Only a handful of episodes into its astonishing run last fall, it was readily apparent that true crime podcast Serial had become something of a cultural phenomenon.
This audio investigation into the 1999 murder of a Baltimore high school student would not only become the most popular podcast in the format's history, but prime fodder for the water cooler in a way that usually only TV and sports can lay claim to.
But as host Sarah Koenig and her crack team of reporters began digging deeper into this puzzling case, another thing became apparent: A tidy resolution to this story was probably not in the cards.
As a society, we've always been fascinated by tales of true crime, but what propelled Serial forward each week was the sense that, as listeners, you were uncovering never-considered details of a 15-year-old case right alongside Koenig et al. Unravelling the Gordian knot was half the fun. Thousands of amateur sleuths from around the globe put forward their half-baked theories, pored over dusty court records and debated the location of a department store payphone that may or may not have ever existed in the first place.
It was the rare narrative seemingly ripped out of the pages of a Dashiell Hammett novel that still felt participatory in nature. But, this being real life and all, Serial was always more concerned with the frayed loose ends than the neatly wrapped bows, and many listeners lamented the looming prospect of an ambiguous finale.
"Don't let this be a contemplation on the nature of the truth," pleaded Mike Pesca, host of Slate's The Gist podcast, in an October interview with Koenig.
That sentiment gets to the heart of what we want and expect from the stories we're told. We crave certainty and demand closure. In a world of greys, we yearn for the black and white.
It's a desire that has attached itself to the medium of television most prominently, with legions of torch-bearing fans ready to set the blogosphere ablaze if their favourite show doesn't end in the exact way they had envisioned. Call it the Lost effect.
But is it fair to judge Serial, essentially a longform piece of investigative journalism, on the same merits as the latest critically acclaimed TV drama? Sure, Koenig utilized the narrative tools of storytelling to great effect on her show, but to clamour for the same conclusive satisfaction as seeing Walter White die on the floor of his beloved meth lab in the closing moments of Breaking Bad is misguided.
It's a pressure you can tell the filmmakers behind HBO's chilling documentary series, The Jinx, felt rather acutely. While the show has been endlessly compared to its true crime cousin Serial, its final gut-wrenching moments proved how drastically different the two actually were.

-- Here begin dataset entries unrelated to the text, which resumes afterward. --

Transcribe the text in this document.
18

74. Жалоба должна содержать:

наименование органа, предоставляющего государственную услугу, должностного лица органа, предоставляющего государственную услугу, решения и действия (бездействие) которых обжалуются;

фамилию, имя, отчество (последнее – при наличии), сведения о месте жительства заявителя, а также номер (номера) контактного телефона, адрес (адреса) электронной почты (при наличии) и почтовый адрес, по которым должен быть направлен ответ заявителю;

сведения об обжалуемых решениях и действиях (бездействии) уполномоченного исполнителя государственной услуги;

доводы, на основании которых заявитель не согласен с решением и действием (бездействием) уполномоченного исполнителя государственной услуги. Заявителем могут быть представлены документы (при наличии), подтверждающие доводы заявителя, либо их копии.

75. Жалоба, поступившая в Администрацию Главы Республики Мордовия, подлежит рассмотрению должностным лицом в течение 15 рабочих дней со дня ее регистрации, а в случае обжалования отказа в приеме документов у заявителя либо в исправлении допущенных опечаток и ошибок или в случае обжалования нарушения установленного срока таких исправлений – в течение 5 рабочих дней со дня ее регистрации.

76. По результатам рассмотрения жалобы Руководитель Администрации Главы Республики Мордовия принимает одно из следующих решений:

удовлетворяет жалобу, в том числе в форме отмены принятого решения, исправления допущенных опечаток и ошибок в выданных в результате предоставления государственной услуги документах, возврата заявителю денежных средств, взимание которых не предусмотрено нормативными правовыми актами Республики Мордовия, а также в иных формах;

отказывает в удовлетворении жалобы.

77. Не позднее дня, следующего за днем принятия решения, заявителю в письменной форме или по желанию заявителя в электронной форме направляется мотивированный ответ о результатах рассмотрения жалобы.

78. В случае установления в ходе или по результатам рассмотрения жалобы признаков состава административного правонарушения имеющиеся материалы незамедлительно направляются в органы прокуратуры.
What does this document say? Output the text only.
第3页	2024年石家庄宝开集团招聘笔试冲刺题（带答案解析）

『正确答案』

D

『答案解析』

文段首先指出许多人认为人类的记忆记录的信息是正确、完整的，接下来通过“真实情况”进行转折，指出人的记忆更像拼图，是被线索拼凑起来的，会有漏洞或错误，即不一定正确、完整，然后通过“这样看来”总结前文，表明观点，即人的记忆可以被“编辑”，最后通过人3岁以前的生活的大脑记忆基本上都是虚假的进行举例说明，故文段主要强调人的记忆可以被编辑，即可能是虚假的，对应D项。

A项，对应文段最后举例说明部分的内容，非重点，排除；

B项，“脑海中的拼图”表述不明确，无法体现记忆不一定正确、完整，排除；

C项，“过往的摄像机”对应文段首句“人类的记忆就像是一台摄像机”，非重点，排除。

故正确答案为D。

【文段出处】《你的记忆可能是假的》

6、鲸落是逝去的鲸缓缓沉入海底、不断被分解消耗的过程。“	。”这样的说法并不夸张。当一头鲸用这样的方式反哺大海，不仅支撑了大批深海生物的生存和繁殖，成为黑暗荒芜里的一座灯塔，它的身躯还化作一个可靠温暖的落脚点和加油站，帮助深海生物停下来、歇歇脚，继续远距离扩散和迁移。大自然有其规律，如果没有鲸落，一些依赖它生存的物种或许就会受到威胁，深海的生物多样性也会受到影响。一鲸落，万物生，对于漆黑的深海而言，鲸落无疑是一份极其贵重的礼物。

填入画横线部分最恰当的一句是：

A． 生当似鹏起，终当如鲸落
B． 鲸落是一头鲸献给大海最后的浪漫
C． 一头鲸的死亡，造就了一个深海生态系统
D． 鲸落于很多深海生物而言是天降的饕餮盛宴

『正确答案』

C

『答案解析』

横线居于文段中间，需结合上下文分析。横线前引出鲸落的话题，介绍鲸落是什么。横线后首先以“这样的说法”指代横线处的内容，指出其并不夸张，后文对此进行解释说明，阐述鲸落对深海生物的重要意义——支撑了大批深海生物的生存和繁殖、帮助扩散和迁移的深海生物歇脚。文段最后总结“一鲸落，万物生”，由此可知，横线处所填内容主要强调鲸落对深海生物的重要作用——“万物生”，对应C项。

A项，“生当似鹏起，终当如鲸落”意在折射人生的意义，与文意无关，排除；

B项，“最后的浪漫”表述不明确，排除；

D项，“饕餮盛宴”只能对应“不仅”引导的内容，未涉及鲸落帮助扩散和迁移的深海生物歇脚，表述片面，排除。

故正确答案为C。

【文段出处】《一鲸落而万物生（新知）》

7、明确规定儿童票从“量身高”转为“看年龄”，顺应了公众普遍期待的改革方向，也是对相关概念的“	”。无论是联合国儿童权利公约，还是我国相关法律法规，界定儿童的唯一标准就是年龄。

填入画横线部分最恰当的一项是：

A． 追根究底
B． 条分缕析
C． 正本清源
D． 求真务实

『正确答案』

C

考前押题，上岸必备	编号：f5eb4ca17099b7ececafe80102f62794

The subject of Andrew Jarecki's miniseries is eccentric Manhattan real estate scion Robert Durst, who has been described at various times as both the luckiest and unluckiest man in history after being linked (but never convicted) to three deaths under suspicious circumstances. The first was that of his wife, Kathie, who mysteriously disappeared from the couple's upstate New York cabin in 1982. Nearly two decades later he was acquitted of murdering his next-door neighbour after a surreal trial in which he admitted to dismembering the body and dumping it in a bay. Coincidentally, the millionaire was arrested March 14 in connection to the 2000 execution of his friend, Susan Berman, only a day before The Jinx finale aired.
Part of the joy of Serial was having Koenig lay the bloody guts of her extensive research on the table for all to see — it's part of the investigative process the public is not usually privy to. But in The Jinx, for all its shock and awe, the filmmakers mostly kept their cards close to the chest. They fudged the timeline of events, and withheld incriminating evidence from police, all in the interest of maximizing dramatic impact.
That's not to say Jarecki's miniseries wasn't excellent TV. I can't recall a more artistically and morally satisfying end to a show than listening to Durst mumble that he "killed them all" during a candid moment in the washroom recorded by a lapel mic he forgot was still on. It was the kind of horror movie climax that documentaries rarely achieve. But that bone-chilling end, in my mind, does not justify the questionable means Jarecki used to get there, means that were no doubt inspired by our ceaseless quest for narrative finality.
It's also a distinctly North American impulse; Both European and Asian auteurs have had no problem ending their novels or arthouse films on an ambivalent note. The common belief is that ambiguity can often lead to a greater truth, summarized beautifully by writer Brian Phillips, whose words I'll leave you with.
"The first time you read a story like this, maybe, you feel cheated, because you read stories to find out what happens, not to be dismissed at the cusp of finding out," he wrote, describing the conclusion to the classic 1948 Japanese novel, Snow Country. "Later, however, you might find that the silence itself comes to mean something. You realize, perhaps, that you had placed your emphasis on the wrong set of expectations. That the real ending lies in the manner of the story's turning away from itself. That this can be a kind of metamorphosis, something rich and terrifying and strange."